The CSR Counsellor had come under fire from nongovernmental organisations, which argued that the office was ineffective, a waste of tax money, and should be axed in favour of creating an ombudsman with broader powers.

The office was created in 2009 by the Conservative government of the day in response to growing public pressure to make Canadian mining and extractive sector companies accountable for serious and extensive human rights abuses associated with their international operations.

In October 2013, CSR counsellor Marketa Evans quietly walked away from the job, leaving the office without a counsellor for 16 months.
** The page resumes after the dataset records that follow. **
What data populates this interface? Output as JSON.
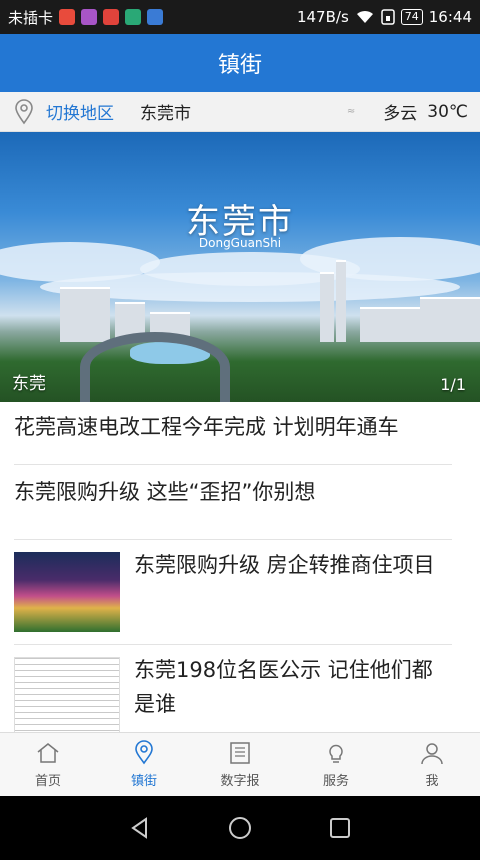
{
  "status_bar": {
    "carrier": "未插卡",
    "speed": "147B/s",
    "battery": "74",
    "time": "16:44"
  },
  "header": {
    "title": "镇街"
  },
  "location": {
    "switch_label": "切换地区",
    "city": "东莞市",
    "weather": "多云",
    "temperature": "30℃"
  },
  "banner": {
    "title": "东莞市",
    "subtitle": "DongGuanShi",
    "caption": "东莞",
    "pager": "1/1"
  },
  "news": [
    {
      "title": "花莞高速电改工程今年完成 计划明年通车"
    },
    {
      "title": "东莞限购升级 这些“歪招”你别想"
    },
    {
      "title": "东莞限购升级 房企转推商住项目"
    },
    {
      "title": "东莞198位名医公示 记住他们都是谁"
    }
  ],
  "tabs": [
    {
      "label": "首页",
      "icon": "home-icon"
    },
    {
      "label": "镇街",
      "icon": "location-pin-icon"
    },
    {
      "label": "数字报",
      "icon": "newspaper-icon"
    },
    {
      "label": "服务",
      "icon": "lightbulb-icon"
    },
    {
      "label": "我",
      "icon": "user-icon"
    }
  ],
  "colors": {
    "accent": "#2377d3"
  }
}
In 2014 alone, the inactive and counsellor-less office cost Canadian taxpayers C$181 600, according to industry watchdog MiningWatch Canada.

In March 2015, Stephen Harper's Conservative government appointed mining professor and former mining executive Davidson as the new CSR counsellor, but he had yet to receive an official Order in Council mandate. According to MiningWatch, the Office of the CSR had not managed to mediate a single resolution in any of the six cases brought before it since its creation.

As the new government set out to review various Conservative institutions and appointments, MiningWatch lobbied that this one be closed to make way for a more effective approach to corporate accountability – the creation of an extractives ombudsman office – as well as for access to Canadian courts for people alleging harm by Canadian companies operating overseas.